Pete signed a purchase agreement with Brett Demond last August, not long before Brett died.
“I’d been talking with him about buying the store since last February,” Pete remembers. “We’d chat by phone for hours; it was like he was interviewing me.
“I finally met him for the first time at the store in July, signed a purchase agreement the next month, then boom.”
“We were devastated,” says Brett’s daughter, Chelsea (Demond) Fish. “My husband, Jacob, me and our three kids had just moved into the old family home, which had gotten too big for Dad alone, in Fennville while he bought and moved into a new one 10 minutes away.
“I’m concerned people may think the rest of our family sold the store to the first buyer interested,” Chelsea goes on. “Not so at all. Dad had turned down offers from chains like Spartan and Harding’s because he wanted to keep it local. He’d picked Pete and Darlene.
“He knew they’d be good for our community,” she says.
The new buyers’ arrival and store redesign didn’t wait until this Monday’s closing. Pete and Darlene started are renting an apartment in town and supervising a remodeling that will include:
- A new floor and ceiling,
- Opening up the entry and placing new can and bottle recycling elsewhere,
- New interior design by Tylor Devereaux,
- Adding some 5,000 to 8,000 new items — especially naturaland organic foods — to LakeVista’s current inventory of 15,000 to 20,000 items. “We’re especially interested in local- and Michigan-grown and made foods,” Darlene says.
“We’ll stock and retain items based on community response,” Pete says.” Newness keeps you growing, makes the store fresher and interesting.”

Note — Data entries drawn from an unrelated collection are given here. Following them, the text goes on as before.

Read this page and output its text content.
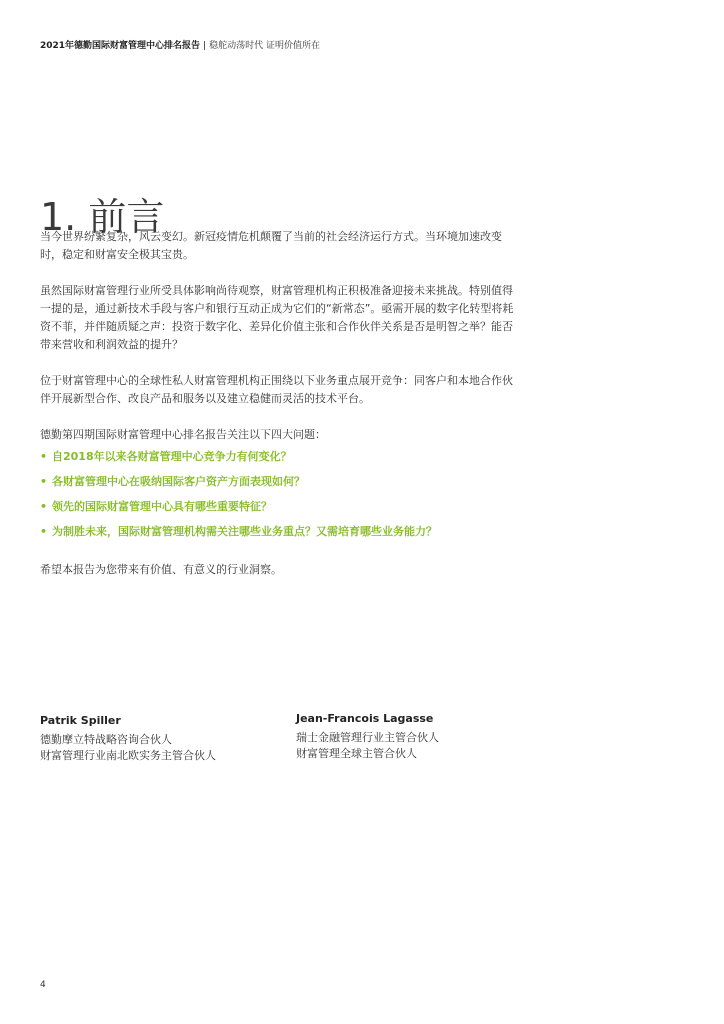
2021年德勤国际财富管理中心排名报告 | 稳舵动荡时代 证明价值所在
1. 前言

当今世界纷繁复杂，风云变幻。新冠疫情危机颠覆了当前的社会经济运行方式。当环境加速改变时，稳定和财富安全极其宝贵。

虽然国际财富管理行业所受具体影响尚待观察，财富管理机构正积极准备迎接未来挑战。特别值得一提的是，通过新技术手段与客户和银行互动正成为它们的“新常态”。亟需开展的数字化转型将耗资不菲，并伴随质疑之声：投资于数字化、差异化价值主张和合作伙伴关系是否是明智之举？能否带来营收和利润效益的提升？

位于财富管理中心的全球性私人财富管理机构正围绕以下业务重点展开竞争：同客户和本地合作伙伴开展新型合作、改良产品和服务以及建立稳健而灵活的技术平台。

德勤第四期国际财富管理中心排名报告关注以下四大问题：

• 自2018年以来各财富管理中心竞争力有何变化？
• 各财富管理中心在吸纳国际客户资产方面表现如何？
• 领先的国际财富管理中心具有哪些重要特征？
• 为制胜未来，国际财富管理机构需关注哪些业务重点？又需培育哪些业务能力？

希望本报告为您带来有价值、有意义的行业洞察。

Patrik Spiller
德勤摩立特战略咨询合伙人
财富管理行业南北欧实务主管合伙人
Jean-Francois Lagasse
瑞士金融管理行业主管合伙人
财富管理全球主管合伙人
4
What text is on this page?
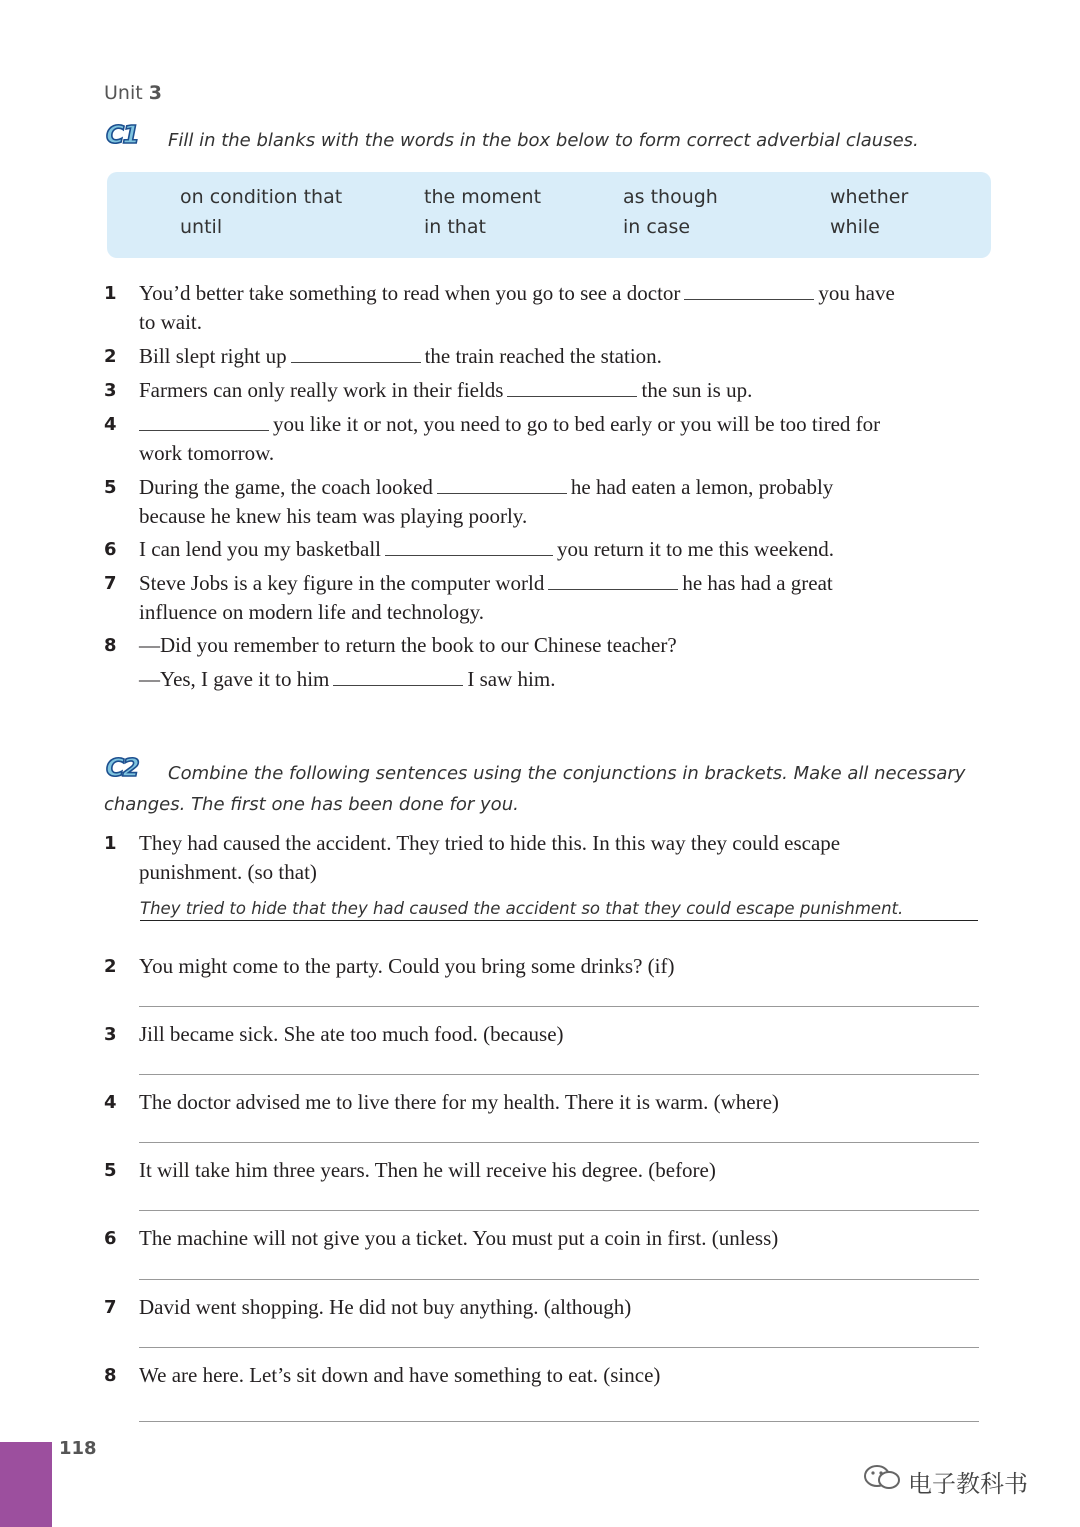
Unit 3
C1	Fill in the blanks with the words in the box below to form correct adverbial clauses.
on condition that	the moment	as though	whether
until	in that	in case	while
1	You’d better take something to read when you go to see a doctor	you have
to wait.
2	Bill slept right up	the train reached the station.
3	Farmers can only really work in their fields	the sun is up.
4	you like it or not, you need to go to bed early or you will be too tired for
work tomorrow.
5	During the game, the coach looked	he had eaten a lemon, probably
because he knew his team was playing poorly.
6	I can lend you my basketball	you return it to me this weekend.
7	Steve Jobs is a key figure in the computer world	he has had a great
influence on modern life and technology.
8	—Did you remember to return the book to our Chinese teacher?
—Yes, I gave it to him	I saw him.
C2	Combine the following sentences using the conjunctions in brackets. Make all necessary
changes. The first one has been done for you.
1	They had caused the accident. They tried to hide this. In this way they could escape
punishment. (so that)
They tried to hide that they had caused the accident so that they could escape punishment.
2	You might come to the party. Could you bring some drinks? (if)
3	Jill became sick. She ate too much food. (because)
4	The doctor advised me to live there for my health. There it is warm. (where)
5	It will take him three years. Then he will receive his degree. (before)
6	The machine will not give you a ticket. You must put a coin in first. (unless)
7	David went shopping. He did not buy anything. (although)
8	We are here. Let’s sit down and have something to eat. (since)
118
电子教科书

Those and more are parts of Phase One, due for completion by March 15. Then will come five new check lanes, all human-run, fresh produce department, beverage cooler, beer cave, brighter lighting, expanding the dairy …
“Our vision is build a store where people want to shop,” Pete says.
How hard is that March 15 Phase ne deadline?
“Hard,” Pete says. “Then I plan to hike the Appalachian Trail, all 2,000 miles of it from Georgia to Maine.
“Brett has a great veteran staff here, led by manager Angie Camous,” he goes on. “They’re amazing.
“While I’m gone, Darlene and they will do fine,” he says.